Before those building blocks began to emerge, each of the band had gone down creative avenues that felt entirely reflective of the different forces and restless creativity that allowed the Maccabees to become so beloved in the first place. Orlando has moved to Portugal with his young family, made three excellent solo albums and put his illustration degree to use in creating a children’s book called The Gritterman, proving he could well become the next Raymond Briggs if he so desires. 

The Maccabees (Picture: Phil Sharp)

Hugo and Felix have teamed up as one half of the guitar band 86TVs, while the latter’s entry into the world of sports broadcasting — including the hugely popular cricket podcast Tailenders — has been so successful that he’s cultivated a section of fans for whom the band is the second most interesting thing about him. 

And then there’s drummer Sam Doyle and bassist Rupert Jarvis. Sam has gone into filmmaking and scores, while Rupert — as an interview with the band last year noted — has gone into carpentry while occasionally pulling his bass out of retirement to record with the likes of Jamie T.

It was only when they met up for Christmas pints in 2023 that the idea of a Maccabees reunion in some uncertain form began to emerge. Timelines and plans remained vague and uncertain, before an offer from All Points East emerged in late 2024 and suddenly made things a lot more real. It spurred them into action. 

“I mean, it doesn’t come around very often where you’re given the chance to build a festival you want to see and you’re actually allowed to do it,” explains Felix. 

In this instance, it means creating a line-up that any indie-loving millennial such as myself, who saw them play at Vicky Park for the short-lived Underage Festival as a teenager, would go mad for. Scene contemporaries such as The Cribs and Bombay Bicycle Club will be joining them, but so too will indie/alt stars of today, including Irish supernova CMAT, alt-country risers Divorce and Black Country, New Road. 

“It’s like when you were young and used to imagine the idea of winning the lottery, buying a football team and thinking about the players you’d buy,” Felix jokes of the line-up. 

“There is an element of nostalgia and sentiment to it, but it’s nice to have a contextualised version of that with bands who continued on their path and then play with people like CMAT too. She’s since become, like, an international pop star, which is quite cool. She used to come and see us because she was in a Bombay Bicycle Club fan group, and now she’s a massive pop star. That’s mad.”  

For all of Orlando’s fears about being unable to enjoy the shows, the first date back at the Tufnell Park Dome in late June shows he’s got nothing to worry about. It’s one of the hottest days of the year, and the tiny room above a north London boozer is fast reaching the kind of temperatures where the predominant makeup of the room’s air supply is a heady mixture of booze and sweat. But from the moment they open with fan favourite ‘Latchmere’ — perhaps the best song ever written about a municipal leisure centre — they’re given a heroes’ welcome. Moshpits are ripped wide open, crowd-surfing fans are pulled over the barrier and the grins plastered across the band’s faces barely subside for the next 90 minutes.
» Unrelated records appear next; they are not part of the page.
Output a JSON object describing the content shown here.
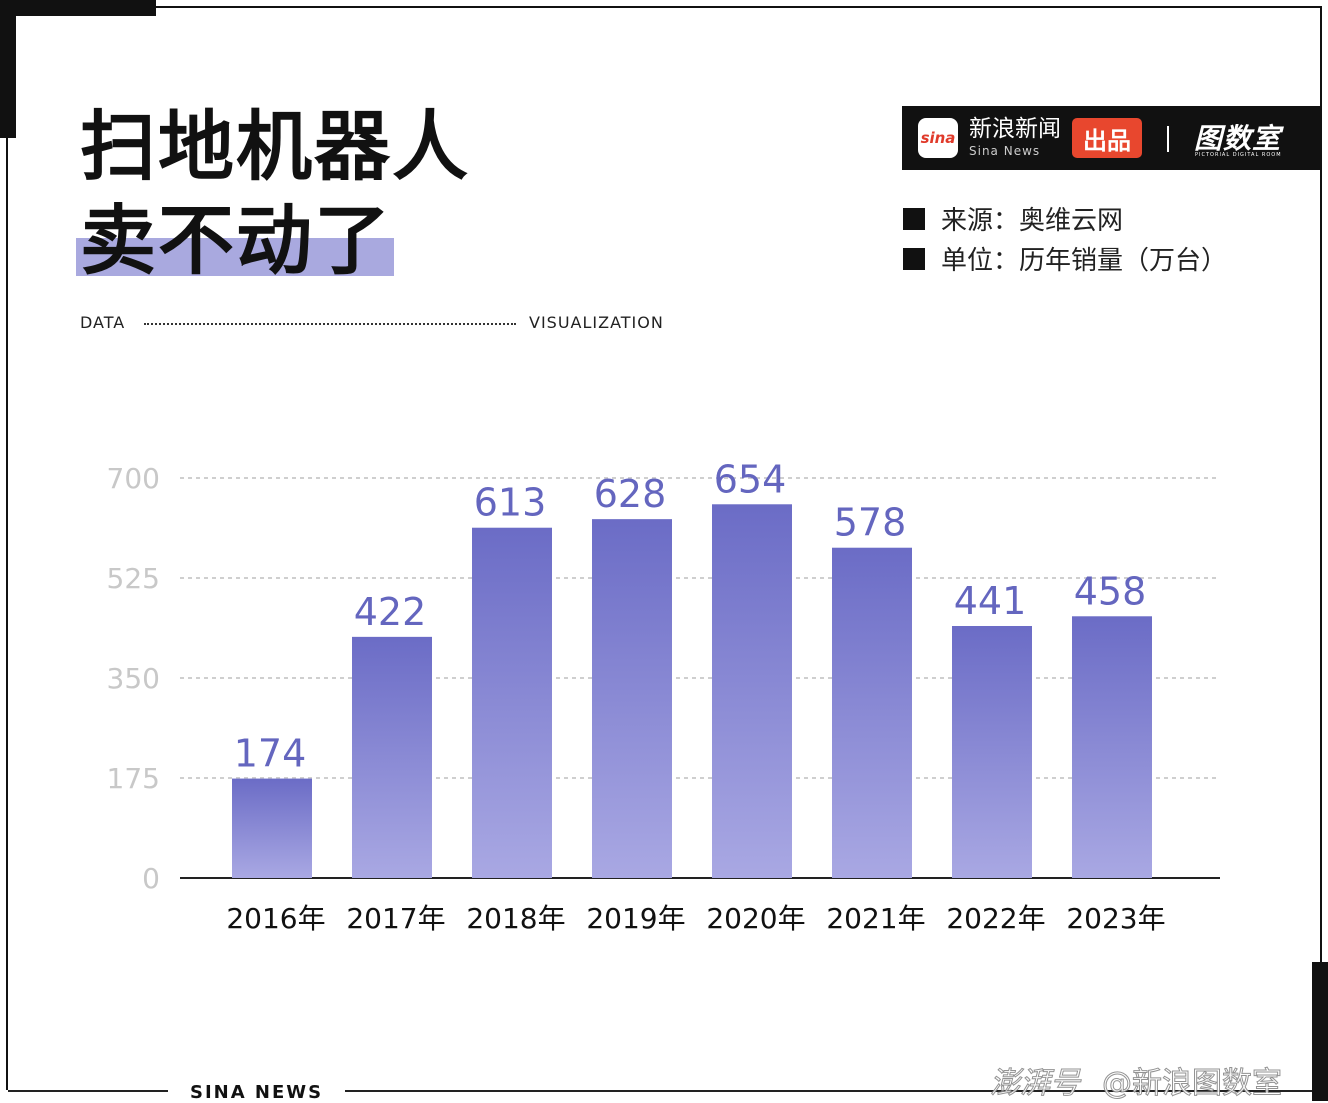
{
  "title": {
    "line1": "扫地机器人",
    "line2": "卖不动了"
  },
  "tagline": {
    "left": "DATA",
    "right": "VISUALIZATION"
  },
  "brand": {
    "sina_logo": "sina",
    "name": "新浪新闻",
    "sub": "Sina News",
    "badge": "出品",
    "logo2": "图数室",
    "logo2_sub": "PICTORIAL DIGITAL ROOM"
  },
  "meta": {
    "source": "来源：奥维云网",
    "unit": "单位：历年销量（万台）"
  },
  "footer": {
    "text": "SINA NEWS"
  },
  "watermark": {
    "left": "澎湃号",
    "right": "@新浪图数室"
  },
  "colors": {
    "bar_top": "#6b6cc6",
    "bar_bottom": "#a9a8e3",
    "label": "#6466bf",
    "grid": "#cfcfcf",
    "axis_tick": "#c8c8c8"
  },
  "chart_data": {
    "type": "bar",
    "categories": [
      "2016年",
      "2017年",
      "2018年",
      "2019年",
      "2020年",
      "2021年",
      "2022年",
      "2023年"
    ],
    "values": [
      174,
      422,
      613,
      628,
      654,
      578,
      441,
      458
    ],
    "yticks": [
      0,
      175,
      350,
      525,
      700
    ],
    "ylim": [
      0,
      700
    ],
    "grid": true,
    "data_labels": true
  }
}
Old roles are assumed too. Orlando, as ever, is quietly understated, while it’s up to Felix to gee up the crowd and thank them for the warm welcome.  
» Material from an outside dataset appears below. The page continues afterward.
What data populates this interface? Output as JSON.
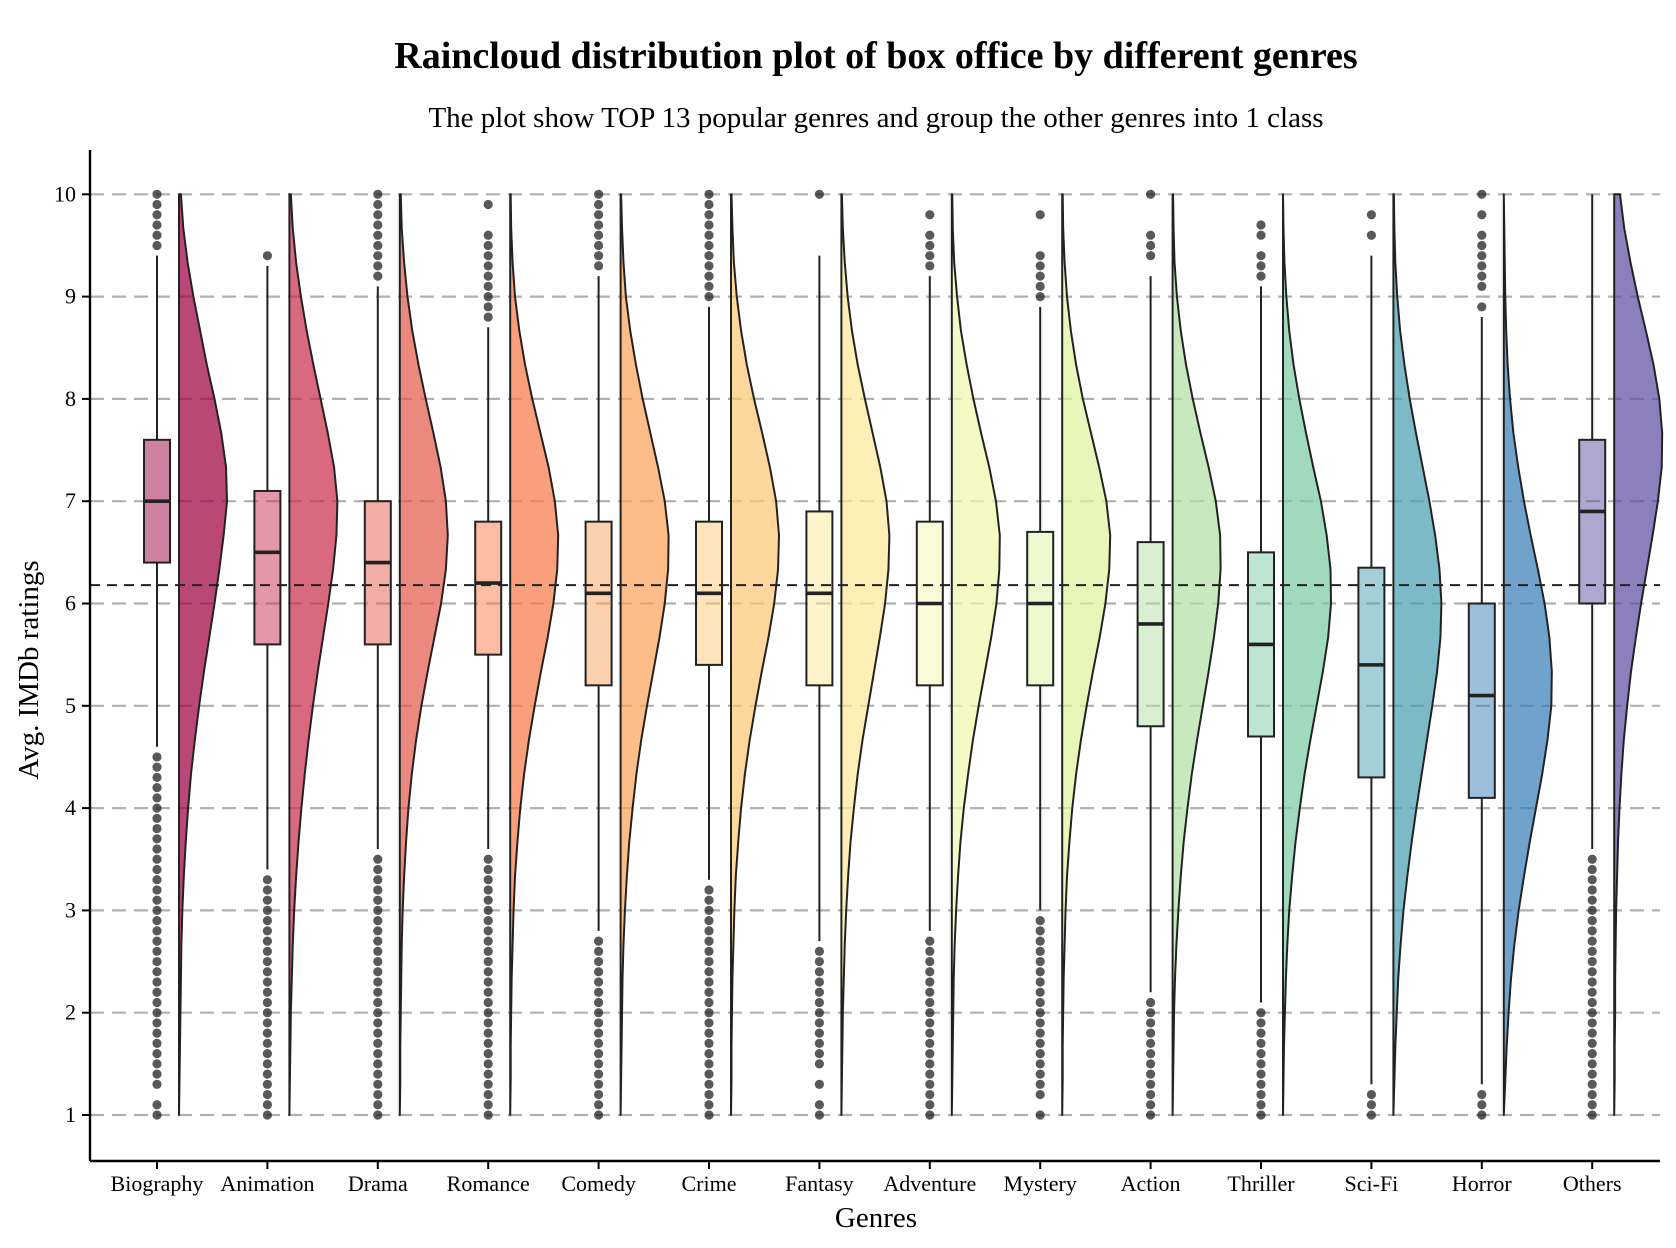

It’s the perfect start to life for Maccabees 2.0 at the beginning of a summer which will no doubt see them receive similar reactions across the land. There’s every chance fans may clamour for the band’s full-time return, but this, they say, will be entirely dependent on the success of their performance at All Points East. Once more: all roads lead to Victoria Park. 

“If you’re honouring an obligation you made as a teenager to be in a band, there’s something really cool about that when you get older,” reckons Felix. “But you have to check you’re not doing it because it’s a habit. You always have to check how things fit you in life and how they serve you — if you’re doing it for an old version of yourself or the person you are now. We’ve got to make that decision once we do All Points East about whether we’re doing it for the people we are now. We’ll make that decision together, but ultimately it can only be answered by that one gig.”